Jak wynika ze zgromadzonego materiału dowodowego, decyzją z dnia 27 maja 2014 roku, po przeprowadzeniu postępowania likwidacyjnego, ubezpieczyciel odmówił powodowi wypłaty świadczenia pieniężnego, już zatem w tym dniu strona pozwana zgromadziła wszelkie dokumenty niezbędne do przeprowadzenia procesu likwidacji szkody. Żądanie powoda zapłaty odsetek od dochodzonych pozwem kwot od dnia 29 maja 2014 roku do dnia zapłaty należy zatem uznać za w pełni uprawnione.

Wobec powyższego, Sąd zasądził od pozwanego na rzecz powoda kwotę 7.854,43 zł z ustawowymi odsetkami, przy czym od dnia 1 stycznia 2016 roku z ustawowymi odsetkami za opóźnienie, od dnia 29 maja 2014 roku do dnia zapłaty, oddalając powództwo w pozostałym zakresie (tj. co do kwoty 1.480 zł z tytułu kosztów opieki osób trzecich).

O obowiązku zwrotu kosztów procesu Sąd orzekł na podstawie art. 100 k.p.c. w zw. z art. 98 k.p.c. – w części, w której statuuje on zasadę stosunkowego rozdzielenia kosztów. Jej zastosowanie jest uzasadnione faktem, że żądanie powoda zostało uwzględnione jedynie częściowo.

Strona powodowa wygrała sprawę w około 84 % i dlatego w takim stopniu należy się jej zwrot kosztów procesu. Jednocześnie powód winien ponieść koszty procesu w zakresie, w którym przegrał sprawę, a więc w 16%.

Koszty poniesione przez powoda wyniosły łącznie 2.084 zł i obejmowały: opłatę sądową od pozwu – 467 zł, wynagrodzenie pełnomocnika procesowego w stawce minimalnej – 1.200 zł (§ 6 pkt 4 rozporządzenia Ministra Sprawiedliwości z dnia 28 września 2002 roku w sprawie opłat za czynności radców prawnych oraz ponoszenia przez Skarb Państwa kosztów pomocy prawnej udzielonej przez radcę prawnego ustanowionego z urzędu, Dz.U. 2013, poz. 490, j.t.), opłatę skarbową od pełnomocnictwa – 17 zł oraz uiszczoną zaliczkę na poczet wynagrodzenia biegłego – 400 zł. Pozwany poniósł natomiast koszty związane z ustanowieniem pełnomocnika procesowego – 1.200 zł (§ 6 pkt 4 cyt. rozporządzenia). Całość kosztów wyniosła zatem 3.284 zł.

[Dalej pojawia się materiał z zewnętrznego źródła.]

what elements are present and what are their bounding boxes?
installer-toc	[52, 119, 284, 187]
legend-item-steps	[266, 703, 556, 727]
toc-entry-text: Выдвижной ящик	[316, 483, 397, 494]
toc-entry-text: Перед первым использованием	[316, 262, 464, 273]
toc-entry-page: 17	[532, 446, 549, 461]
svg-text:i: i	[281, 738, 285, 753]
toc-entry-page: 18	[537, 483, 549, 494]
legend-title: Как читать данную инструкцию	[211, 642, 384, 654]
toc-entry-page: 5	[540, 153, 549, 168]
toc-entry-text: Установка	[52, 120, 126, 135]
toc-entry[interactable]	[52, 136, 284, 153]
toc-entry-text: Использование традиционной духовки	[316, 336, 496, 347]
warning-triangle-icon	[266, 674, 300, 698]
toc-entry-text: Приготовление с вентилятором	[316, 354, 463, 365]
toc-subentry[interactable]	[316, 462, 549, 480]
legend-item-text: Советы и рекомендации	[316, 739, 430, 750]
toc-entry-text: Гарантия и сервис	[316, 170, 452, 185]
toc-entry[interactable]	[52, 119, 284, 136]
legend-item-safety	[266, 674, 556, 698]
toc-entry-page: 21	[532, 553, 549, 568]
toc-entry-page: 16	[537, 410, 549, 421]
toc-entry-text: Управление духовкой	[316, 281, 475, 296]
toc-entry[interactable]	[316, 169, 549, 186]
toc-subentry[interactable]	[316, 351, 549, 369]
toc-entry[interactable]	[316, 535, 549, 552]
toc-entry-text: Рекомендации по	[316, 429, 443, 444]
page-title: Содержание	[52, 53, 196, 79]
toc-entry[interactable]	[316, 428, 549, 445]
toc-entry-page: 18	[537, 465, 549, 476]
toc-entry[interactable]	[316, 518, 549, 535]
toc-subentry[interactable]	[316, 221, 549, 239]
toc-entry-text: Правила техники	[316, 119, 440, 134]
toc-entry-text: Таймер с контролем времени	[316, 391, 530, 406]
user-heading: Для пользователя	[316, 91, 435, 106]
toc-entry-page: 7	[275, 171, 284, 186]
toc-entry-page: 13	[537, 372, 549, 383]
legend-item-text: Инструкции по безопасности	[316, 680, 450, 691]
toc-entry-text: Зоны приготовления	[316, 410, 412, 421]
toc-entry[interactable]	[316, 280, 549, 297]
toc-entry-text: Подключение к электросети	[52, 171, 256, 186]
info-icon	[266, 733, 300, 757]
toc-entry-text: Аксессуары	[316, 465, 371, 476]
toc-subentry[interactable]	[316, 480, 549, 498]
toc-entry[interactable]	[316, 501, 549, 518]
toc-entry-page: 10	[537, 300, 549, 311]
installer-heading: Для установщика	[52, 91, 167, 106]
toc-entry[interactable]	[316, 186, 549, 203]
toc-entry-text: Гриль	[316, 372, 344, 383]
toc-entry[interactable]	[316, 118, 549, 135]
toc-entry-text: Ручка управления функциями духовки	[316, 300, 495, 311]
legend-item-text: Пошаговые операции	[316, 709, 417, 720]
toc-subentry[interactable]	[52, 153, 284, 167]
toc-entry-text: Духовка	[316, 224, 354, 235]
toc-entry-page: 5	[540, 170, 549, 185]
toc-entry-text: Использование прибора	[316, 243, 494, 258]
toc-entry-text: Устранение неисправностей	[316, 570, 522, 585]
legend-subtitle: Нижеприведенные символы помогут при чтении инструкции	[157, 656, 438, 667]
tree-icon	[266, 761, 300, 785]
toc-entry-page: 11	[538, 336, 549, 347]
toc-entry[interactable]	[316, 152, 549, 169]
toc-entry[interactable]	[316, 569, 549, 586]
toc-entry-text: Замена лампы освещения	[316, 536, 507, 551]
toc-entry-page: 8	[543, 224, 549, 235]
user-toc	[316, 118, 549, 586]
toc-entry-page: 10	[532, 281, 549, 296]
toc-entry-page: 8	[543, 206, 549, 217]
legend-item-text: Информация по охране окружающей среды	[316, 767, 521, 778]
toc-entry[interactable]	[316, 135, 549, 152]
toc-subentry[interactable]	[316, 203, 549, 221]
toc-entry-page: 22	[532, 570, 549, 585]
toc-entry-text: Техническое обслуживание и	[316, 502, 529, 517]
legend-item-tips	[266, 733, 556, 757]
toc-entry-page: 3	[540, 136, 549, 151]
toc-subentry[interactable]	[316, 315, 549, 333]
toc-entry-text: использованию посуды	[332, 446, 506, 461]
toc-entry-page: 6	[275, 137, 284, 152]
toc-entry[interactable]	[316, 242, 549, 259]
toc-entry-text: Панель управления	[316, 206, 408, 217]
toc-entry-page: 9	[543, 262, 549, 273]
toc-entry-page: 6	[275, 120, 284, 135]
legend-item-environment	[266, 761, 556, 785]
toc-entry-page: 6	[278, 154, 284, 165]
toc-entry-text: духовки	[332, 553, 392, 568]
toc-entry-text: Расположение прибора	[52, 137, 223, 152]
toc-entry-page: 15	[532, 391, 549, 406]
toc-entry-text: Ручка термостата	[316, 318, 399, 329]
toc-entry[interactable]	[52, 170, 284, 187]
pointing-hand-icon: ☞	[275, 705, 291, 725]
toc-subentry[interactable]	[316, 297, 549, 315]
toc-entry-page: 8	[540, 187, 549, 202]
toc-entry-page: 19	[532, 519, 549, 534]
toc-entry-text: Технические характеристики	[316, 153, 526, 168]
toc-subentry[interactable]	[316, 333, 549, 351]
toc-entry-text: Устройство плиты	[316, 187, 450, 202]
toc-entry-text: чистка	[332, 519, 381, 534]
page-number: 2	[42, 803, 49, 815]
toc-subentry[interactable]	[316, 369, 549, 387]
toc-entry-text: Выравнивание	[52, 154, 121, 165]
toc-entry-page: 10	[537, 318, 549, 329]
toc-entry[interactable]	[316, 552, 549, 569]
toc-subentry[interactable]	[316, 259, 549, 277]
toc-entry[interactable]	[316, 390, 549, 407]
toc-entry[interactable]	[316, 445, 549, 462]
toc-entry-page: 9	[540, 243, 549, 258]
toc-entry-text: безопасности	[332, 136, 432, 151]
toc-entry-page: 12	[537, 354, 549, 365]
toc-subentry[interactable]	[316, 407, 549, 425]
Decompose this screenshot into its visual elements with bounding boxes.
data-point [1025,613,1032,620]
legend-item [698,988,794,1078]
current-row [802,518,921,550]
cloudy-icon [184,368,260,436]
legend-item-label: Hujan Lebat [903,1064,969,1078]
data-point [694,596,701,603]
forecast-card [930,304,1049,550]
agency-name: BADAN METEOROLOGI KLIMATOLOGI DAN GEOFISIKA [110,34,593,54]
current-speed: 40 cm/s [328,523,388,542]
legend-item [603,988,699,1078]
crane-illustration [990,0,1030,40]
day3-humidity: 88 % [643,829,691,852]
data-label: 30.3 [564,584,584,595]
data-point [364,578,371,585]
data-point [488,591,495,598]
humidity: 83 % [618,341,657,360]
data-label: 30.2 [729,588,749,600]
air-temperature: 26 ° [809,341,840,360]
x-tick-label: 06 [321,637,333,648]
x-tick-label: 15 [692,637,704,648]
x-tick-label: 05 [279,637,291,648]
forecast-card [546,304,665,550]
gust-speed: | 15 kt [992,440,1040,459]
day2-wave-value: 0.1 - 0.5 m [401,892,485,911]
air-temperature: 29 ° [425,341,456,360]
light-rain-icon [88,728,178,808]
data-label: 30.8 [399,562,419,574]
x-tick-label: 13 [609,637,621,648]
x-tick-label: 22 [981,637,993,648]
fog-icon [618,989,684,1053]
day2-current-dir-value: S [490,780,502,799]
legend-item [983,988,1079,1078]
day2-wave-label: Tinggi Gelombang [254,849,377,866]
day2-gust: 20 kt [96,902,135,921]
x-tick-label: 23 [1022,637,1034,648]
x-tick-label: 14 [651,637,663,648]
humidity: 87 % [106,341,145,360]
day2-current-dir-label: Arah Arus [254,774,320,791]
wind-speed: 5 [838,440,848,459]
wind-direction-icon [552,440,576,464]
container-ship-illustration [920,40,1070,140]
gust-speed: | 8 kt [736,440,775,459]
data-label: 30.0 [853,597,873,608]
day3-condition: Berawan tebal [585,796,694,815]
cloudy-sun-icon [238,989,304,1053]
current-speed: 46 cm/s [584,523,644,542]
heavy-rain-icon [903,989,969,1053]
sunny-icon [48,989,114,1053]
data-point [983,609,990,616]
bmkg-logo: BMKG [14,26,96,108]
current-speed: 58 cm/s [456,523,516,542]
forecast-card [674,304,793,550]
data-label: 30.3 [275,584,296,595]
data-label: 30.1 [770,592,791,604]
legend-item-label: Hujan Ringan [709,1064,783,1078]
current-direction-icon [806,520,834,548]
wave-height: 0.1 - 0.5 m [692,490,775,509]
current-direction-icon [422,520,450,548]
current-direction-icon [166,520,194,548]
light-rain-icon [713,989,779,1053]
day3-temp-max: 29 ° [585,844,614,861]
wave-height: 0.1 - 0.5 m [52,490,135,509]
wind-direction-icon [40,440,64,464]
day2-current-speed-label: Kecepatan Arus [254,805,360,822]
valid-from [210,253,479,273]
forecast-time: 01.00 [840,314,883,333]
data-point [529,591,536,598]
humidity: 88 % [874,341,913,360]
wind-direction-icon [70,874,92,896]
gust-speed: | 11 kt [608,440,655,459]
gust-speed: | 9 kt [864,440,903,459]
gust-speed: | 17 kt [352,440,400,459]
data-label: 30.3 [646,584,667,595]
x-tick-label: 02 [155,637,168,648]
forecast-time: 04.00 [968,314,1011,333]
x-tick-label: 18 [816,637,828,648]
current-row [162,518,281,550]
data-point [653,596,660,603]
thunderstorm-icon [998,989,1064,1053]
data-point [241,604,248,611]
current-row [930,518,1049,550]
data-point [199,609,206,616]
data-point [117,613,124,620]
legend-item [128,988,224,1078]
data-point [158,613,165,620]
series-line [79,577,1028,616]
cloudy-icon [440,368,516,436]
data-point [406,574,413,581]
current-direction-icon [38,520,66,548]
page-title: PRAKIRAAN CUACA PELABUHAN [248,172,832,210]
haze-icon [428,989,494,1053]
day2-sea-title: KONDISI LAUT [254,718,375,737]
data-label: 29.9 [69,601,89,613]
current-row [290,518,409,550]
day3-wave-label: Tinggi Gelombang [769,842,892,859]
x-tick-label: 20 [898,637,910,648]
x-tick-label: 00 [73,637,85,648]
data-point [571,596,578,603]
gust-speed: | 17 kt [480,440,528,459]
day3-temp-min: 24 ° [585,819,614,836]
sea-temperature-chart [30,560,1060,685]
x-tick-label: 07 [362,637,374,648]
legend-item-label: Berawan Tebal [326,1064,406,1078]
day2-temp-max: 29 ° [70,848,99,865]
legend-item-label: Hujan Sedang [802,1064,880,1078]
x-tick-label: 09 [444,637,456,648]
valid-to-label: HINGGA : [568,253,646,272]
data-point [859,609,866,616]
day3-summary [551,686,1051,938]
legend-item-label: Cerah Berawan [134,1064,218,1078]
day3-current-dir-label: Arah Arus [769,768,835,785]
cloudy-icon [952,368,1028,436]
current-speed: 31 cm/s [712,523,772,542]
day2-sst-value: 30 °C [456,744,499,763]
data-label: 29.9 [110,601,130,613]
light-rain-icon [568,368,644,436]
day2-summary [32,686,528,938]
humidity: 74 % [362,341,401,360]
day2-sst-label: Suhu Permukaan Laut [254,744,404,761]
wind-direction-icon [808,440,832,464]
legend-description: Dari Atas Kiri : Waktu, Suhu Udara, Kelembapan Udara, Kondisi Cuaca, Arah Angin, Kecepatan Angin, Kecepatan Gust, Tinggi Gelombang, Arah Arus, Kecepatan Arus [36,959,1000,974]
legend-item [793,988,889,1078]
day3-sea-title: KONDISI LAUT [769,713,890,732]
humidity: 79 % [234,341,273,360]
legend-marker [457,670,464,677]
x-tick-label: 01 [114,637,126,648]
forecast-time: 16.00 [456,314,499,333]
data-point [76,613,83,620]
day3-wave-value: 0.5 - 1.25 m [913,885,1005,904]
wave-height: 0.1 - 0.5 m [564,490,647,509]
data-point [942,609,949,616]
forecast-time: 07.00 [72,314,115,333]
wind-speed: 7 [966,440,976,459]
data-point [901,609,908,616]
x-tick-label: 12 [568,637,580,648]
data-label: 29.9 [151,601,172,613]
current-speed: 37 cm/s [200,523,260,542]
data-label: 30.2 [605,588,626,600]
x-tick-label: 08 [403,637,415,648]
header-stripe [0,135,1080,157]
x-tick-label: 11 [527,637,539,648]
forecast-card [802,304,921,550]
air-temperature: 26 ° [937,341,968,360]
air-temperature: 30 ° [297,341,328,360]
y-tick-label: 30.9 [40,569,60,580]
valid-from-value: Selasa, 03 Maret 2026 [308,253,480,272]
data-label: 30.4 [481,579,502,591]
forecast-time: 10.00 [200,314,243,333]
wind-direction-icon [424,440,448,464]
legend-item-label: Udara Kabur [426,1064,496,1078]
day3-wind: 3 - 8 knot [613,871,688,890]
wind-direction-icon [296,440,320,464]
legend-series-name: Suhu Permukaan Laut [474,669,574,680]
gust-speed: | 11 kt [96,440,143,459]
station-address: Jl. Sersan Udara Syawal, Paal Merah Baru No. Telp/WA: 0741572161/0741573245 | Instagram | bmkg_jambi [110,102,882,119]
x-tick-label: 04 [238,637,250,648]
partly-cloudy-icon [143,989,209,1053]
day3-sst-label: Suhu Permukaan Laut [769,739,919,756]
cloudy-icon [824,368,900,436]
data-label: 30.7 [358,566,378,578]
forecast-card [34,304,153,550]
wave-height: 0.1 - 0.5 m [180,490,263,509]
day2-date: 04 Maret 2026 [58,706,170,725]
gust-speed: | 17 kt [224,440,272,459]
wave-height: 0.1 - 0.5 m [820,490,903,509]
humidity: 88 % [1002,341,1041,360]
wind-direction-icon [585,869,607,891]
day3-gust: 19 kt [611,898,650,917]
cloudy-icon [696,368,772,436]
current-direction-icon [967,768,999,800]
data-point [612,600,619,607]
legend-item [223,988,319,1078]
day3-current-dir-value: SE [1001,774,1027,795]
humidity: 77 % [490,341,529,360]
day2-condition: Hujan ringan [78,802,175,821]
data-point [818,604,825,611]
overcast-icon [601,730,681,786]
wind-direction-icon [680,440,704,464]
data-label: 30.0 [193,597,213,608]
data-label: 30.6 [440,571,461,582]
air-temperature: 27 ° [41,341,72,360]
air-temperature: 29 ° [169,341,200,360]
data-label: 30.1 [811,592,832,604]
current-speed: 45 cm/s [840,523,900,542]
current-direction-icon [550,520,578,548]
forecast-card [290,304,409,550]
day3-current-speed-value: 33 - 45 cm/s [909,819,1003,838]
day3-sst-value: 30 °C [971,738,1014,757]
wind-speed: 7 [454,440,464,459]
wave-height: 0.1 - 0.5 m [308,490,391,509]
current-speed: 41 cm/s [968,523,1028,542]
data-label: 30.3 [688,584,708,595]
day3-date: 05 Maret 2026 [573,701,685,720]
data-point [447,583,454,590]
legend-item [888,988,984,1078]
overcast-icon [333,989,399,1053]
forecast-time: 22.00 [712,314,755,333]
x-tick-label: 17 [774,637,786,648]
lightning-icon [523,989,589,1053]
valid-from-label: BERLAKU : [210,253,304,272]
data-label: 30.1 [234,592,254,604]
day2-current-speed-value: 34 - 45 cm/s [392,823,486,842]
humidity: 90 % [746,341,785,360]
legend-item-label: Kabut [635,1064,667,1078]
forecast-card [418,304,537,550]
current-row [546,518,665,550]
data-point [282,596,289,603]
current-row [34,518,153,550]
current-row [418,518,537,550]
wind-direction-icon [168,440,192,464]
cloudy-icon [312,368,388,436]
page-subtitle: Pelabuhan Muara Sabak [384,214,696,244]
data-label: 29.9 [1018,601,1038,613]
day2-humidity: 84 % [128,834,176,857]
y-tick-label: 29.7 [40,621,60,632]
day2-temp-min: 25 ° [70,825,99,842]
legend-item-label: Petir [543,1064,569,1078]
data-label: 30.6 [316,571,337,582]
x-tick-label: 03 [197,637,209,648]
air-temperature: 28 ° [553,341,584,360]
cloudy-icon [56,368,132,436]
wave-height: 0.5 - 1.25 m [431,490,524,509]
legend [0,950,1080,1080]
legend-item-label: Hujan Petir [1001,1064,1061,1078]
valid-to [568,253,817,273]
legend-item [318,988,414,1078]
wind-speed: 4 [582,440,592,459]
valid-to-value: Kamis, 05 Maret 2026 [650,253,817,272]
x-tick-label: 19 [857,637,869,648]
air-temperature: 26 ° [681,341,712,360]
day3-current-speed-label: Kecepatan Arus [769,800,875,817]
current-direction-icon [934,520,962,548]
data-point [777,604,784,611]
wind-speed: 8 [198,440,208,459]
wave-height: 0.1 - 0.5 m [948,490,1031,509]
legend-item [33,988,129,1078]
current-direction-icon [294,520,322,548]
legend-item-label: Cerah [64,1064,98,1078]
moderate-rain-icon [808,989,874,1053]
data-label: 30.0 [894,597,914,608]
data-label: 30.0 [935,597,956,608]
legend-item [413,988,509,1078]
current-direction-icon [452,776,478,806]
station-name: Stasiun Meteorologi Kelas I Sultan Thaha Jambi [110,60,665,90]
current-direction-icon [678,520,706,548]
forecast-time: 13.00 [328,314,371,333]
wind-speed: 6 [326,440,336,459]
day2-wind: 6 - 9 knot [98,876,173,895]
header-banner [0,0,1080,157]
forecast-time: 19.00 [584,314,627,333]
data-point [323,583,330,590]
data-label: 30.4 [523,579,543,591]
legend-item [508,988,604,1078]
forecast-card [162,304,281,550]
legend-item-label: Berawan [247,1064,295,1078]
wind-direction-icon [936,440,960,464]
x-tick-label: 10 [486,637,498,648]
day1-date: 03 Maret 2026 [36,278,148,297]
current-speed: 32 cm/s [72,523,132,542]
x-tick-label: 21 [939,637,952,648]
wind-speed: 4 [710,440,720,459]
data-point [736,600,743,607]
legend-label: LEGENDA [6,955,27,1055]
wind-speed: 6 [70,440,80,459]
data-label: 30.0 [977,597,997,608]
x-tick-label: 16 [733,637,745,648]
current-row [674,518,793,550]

Powód wygrał spór w 84 %, a przegrał w 16 %. Powód winien zatem ponieść z tytułu kosztów procesu kwotę 525,44 zł (16 % kwoty ogólnej), a pozwany 2.758,56 zł (84 % tejże).

Mając na uwadze powyższe należało zasądzić od pozwanego na rzecz powoda kwotę 1.558,56 złotych, stanowiącą różnicę pomiędzy kosztami faktycznie poniesionymi a kosztami, które powód powinien ponieść.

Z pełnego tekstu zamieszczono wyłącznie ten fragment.